Baustein für Flüssigkristalle
Der starre, fluorierte aromatische Kern macht dieses Molekül für den Einbau in flüssigkristalline Materialien geeignet. Die polaren Trifluormethylgruppen können das Mesophasenverhalten und die dielektrische Anisotropie beeinflussen und so Anwendungen in Displaytechnologien ermöglichen.

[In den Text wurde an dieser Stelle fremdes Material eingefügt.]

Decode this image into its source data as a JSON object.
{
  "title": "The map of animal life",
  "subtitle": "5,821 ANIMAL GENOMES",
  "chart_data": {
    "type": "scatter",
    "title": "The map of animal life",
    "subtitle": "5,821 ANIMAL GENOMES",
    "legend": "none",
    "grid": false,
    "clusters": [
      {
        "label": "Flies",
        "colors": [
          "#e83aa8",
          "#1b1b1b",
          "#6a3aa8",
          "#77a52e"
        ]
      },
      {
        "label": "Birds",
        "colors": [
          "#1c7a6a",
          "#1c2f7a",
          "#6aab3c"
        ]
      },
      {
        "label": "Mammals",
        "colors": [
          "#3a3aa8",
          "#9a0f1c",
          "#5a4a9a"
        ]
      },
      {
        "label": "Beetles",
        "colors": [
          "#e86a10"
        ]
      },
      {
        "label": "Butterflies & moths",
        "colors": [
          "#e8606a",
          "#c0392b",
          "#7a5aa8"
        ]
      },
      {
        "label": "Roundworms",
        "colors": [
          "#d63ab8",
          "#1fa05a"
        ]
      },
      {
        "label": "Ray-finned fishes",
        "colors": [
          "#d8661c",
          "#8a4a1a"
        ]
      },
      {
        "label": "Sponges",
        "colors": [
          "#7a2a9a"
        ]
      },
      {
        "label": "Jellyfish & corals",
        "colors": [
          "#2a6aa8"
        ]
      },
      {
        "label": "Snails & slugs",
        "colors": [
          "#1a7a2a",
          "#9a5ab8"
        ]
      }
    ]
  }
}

Nach der Umwandlung in geeignete Derivate wie Ester oder Imine trägt es zur thermischen Stabilität und elektro{2}}optischen Leistung nematischer und smektischer Flüssigkristallmischungen bei.
Zwischenprodukt der organischen Synthese
Als vielseitiger synthetischer Baustein nimmt 1-(3,5-Bis(trifluormethyl)phenyl)ethanon an verschiedenen Umwandlungen teil, darunter Grignard-Additionen zum Zugang zu tertiären Alkoholen, Wittig-Olefinierungen zur Bildung von Alkenen und reduktive Aminierung zur Bildung von Aminen. Durch geeignete Reaktionen kann das Keton zum entsprechenden sekundären Alkohol reduziert oder zum Vinylether umgewandelt werden. Sein gut definiertes Reaktivitätsmuster macht es wertvoll für den Aufbau von Bibliotheken fluorierter Verbindungen für die Arzneimittelforschung, Materialwissenschaft und agrochemische Entwicklung.